Dilihat dari sikap, banyak anak muda yang tingkah lakunya tidak kenal sopan santun
dan cenderung cuek tidak ada rasa peduli terhadap lingkungan. Karena globalisasi
menganut kebebasan dan keterbukaan sehingga mereka bertindak sesuka hati mereka.
Contoh riilnya adanya geng motor anak muda yang melakukan tindakan kekerasan
yang menganggu ketentraman dan kenyamanan masyarakat.
Jika pengaruh-pengaruh di atas dibiarkan, mau apa jadinya genersi muda tersebut?
Moral generasi bangsa menjadi rusak, timbul tindakan anarkis antara golongan muda.
Hubungannya dengan nilai nasionalisme akan berkurang karena tidak ada rasa cinta
terhadap budaya bangsa sendiri dan rasa peduli terhadap masyarakat. Padahal
generasi muda adalah penerus masa depan bangsa. Apa akibatnya jika penerus bangsa
tidak memiliki rasa nasionalisme?
Berdasarkan analisa dan uraian di atas pengaruh negatif globalisasi lebih banyak
daripada pengaruh positifnya. Oleh karena itu diperlukan langkah untuk
mengantisipasi pengaruh negatif globalisasi terhadap nilai nasionalisme.

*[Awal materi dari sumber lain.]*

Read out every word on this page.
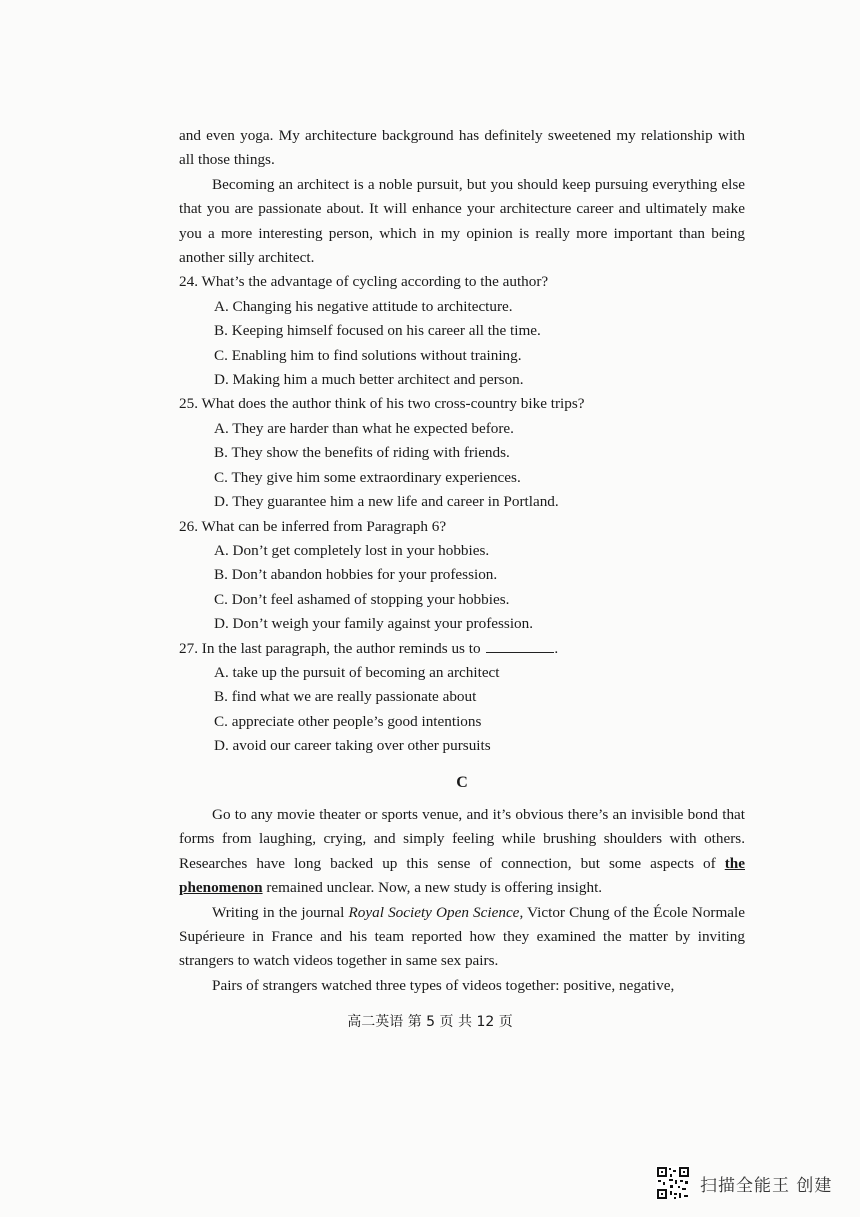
and even yoga. My architecture background has definitely sweetened my relationship with all those things.

Becoming an architect is a noble pursuit, but you should keep pursuing everything else that you are passionate about. It will enhance your architecture career and ultimately make you a more interesting person, which in my opinion is really more important than being another silly architect.

24. What’s the advantage of cycling according to the author?

A. Changing his negative attitude to architecture.

B. Keeping himself focused on his career all the time.

C. Enabling him to find solutions without training.

D. Making him a much better architect and person.

25. What does the author think of his two cross-country bike trips?

A. They are harder than what he expected before.

B. They show the benefits of riding with friends.

C. They give him some extraordinary experiences.

D. They guarantee him a new life and career in Portland.

26. What can be inferred from Paragraph 6?

A. Don’t get completely lost in your hobbies.

B. Don’t abandon hobbies for your profession.

C. Don’t feel ashamed of stopping your hobbies.

D. Don’t weigh your family against your profession.

27. In the last paragraph, the author reminds us to	.

A. take up the pursuit of becoming an architect

B. find what we are really passionate about

C. appreciate other people’s good intentions

D. avoid our career taking over other pursuits

C

Go to any movie theater or sports venue, and it’s obvious there’s an invisible bond that forms from laughing, crying, and simply feeling while brushing shoulders with others. Researches have long backed up this sense of connection, but some aspects of the phenomenon remained unclear. Now, a new study is offering insight.

Writing in the journal Royal Society Open Science, Victor Chung of the École Normale Supérieure in France and his team reported how they examined the matter by inviting strangers to watch videos together in same sex pairs.

Pairs of strangers watched three types of videos together: positive, negative,

高二英语 第 5 页 共 12 页
扫描全能王 创建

Antisipasi Pengaruh Negatif Globalisasi Terhadap Nilai Nasionalisme
Langkah- langkah untuk mengantisipasi dampak negatif globalisasi terhadap nilainilai nasionalisme antara lain yaitu :
Menumbuhkan semangat nasionalisme yang tangguh, misal semangat mencintai
produk dalam negeri.
Menanamkan dan mengamalkan nilai- nilai Pancasila dengan sebaik- baiknya.

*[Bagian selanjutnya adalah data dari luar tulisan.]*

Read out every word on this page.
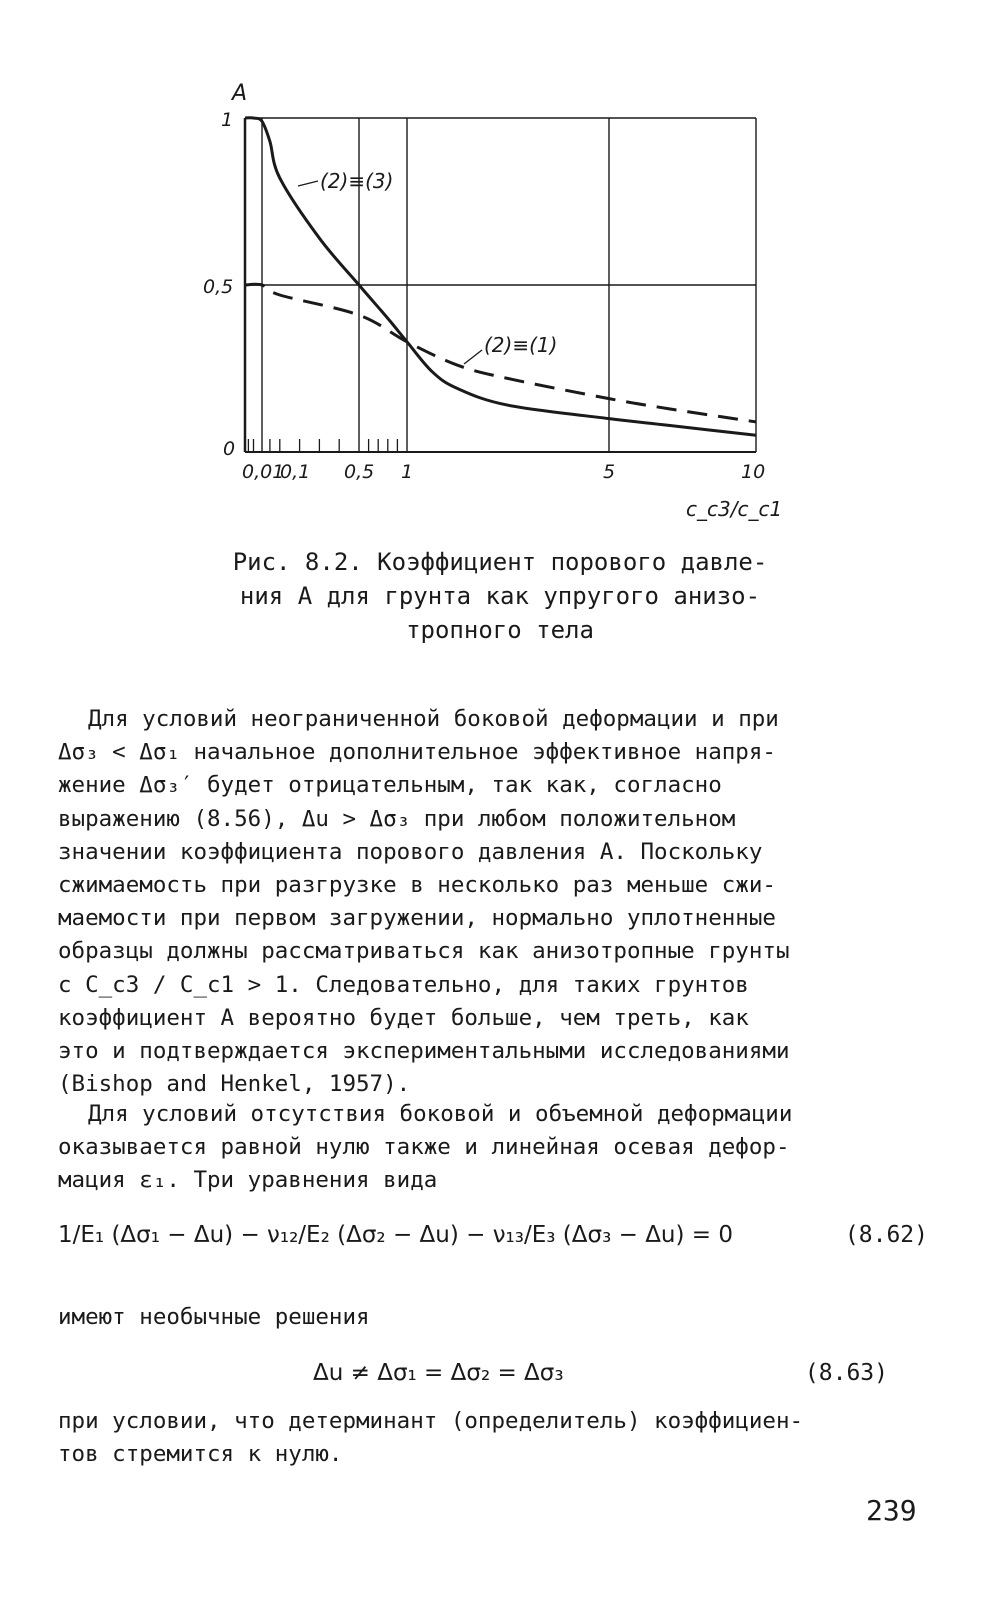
A
1
0,5
0
0,01
0,1 0,5 1	5	10
c_c3/c_c1
(2)≡(3)
(2)≡(1)

Рис. 8.2. Коэффициент порового давле-

ния A для грунта как упругого анизо-

тропного тела

Для условий неограниченной боковой деформации и при

Δσ₃ < Δσ₁ начальное дополнительное эффективное напря-

жение Δσ₃′ будет отрицательным, так как, согласно

выражению (8.56), Δu > Δσ₃ при любом положительном

значении коэффициента порового давления A. Поскольку

сжимаемость при разгрузке в несколько раз меньше сжи-

маемости при первом загружении, нормально уплотненные

образцы должны рассматриваться как анизотропные грунты

с C_c3 / C_c1 > 1. Следовательно, для таких грунтов

коэффициент A вероятно будет больше, чем треть, как

это и подтверждается экспериментальными исследованиями

(Bishop and Henkel, 1957).

Для условий отсутствия боковой и объемной деформации

оказывается равной нулю также и линейная осевая дефор-

мация ε₁. Три уравнения вида

1/E₁ (Δσ₁ − Δu) − ν₁₂/E₂ (Δσ₂ − Δu) − ν₁₃/E₃ (Δσ₃ − Δu) = 0	(8.62)

имеют необычные решения

Δu ≠ Δσ₁ = Δσ₂ = Δσ₃	(8.63)

при условии, что детерминант (определитель) коэффициен-

тов стремится к нулю.

239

Menanamkan dan melaksanakan ajaran agama dengan sebaik- baiknya.
Mewujudkan supremasi hukum, menerapkan dan menegakkan hukum dalam arti
sebenar- benarnya dan seadil- adilnya.
Selektif terhadap pengaruh globalisasi di bidang politik, ideologi, ekonomi, sosial
budaya bangsa.
Dengan adanya langkah- langkah antisipasi tersebut diharapkan mampu menangkis
pengaruh globalisasi yang dapat mengubah nilai nasionalisme terhadap bangsa.
Sehingga kita tidak akan kehilangan kepribadian bangsa.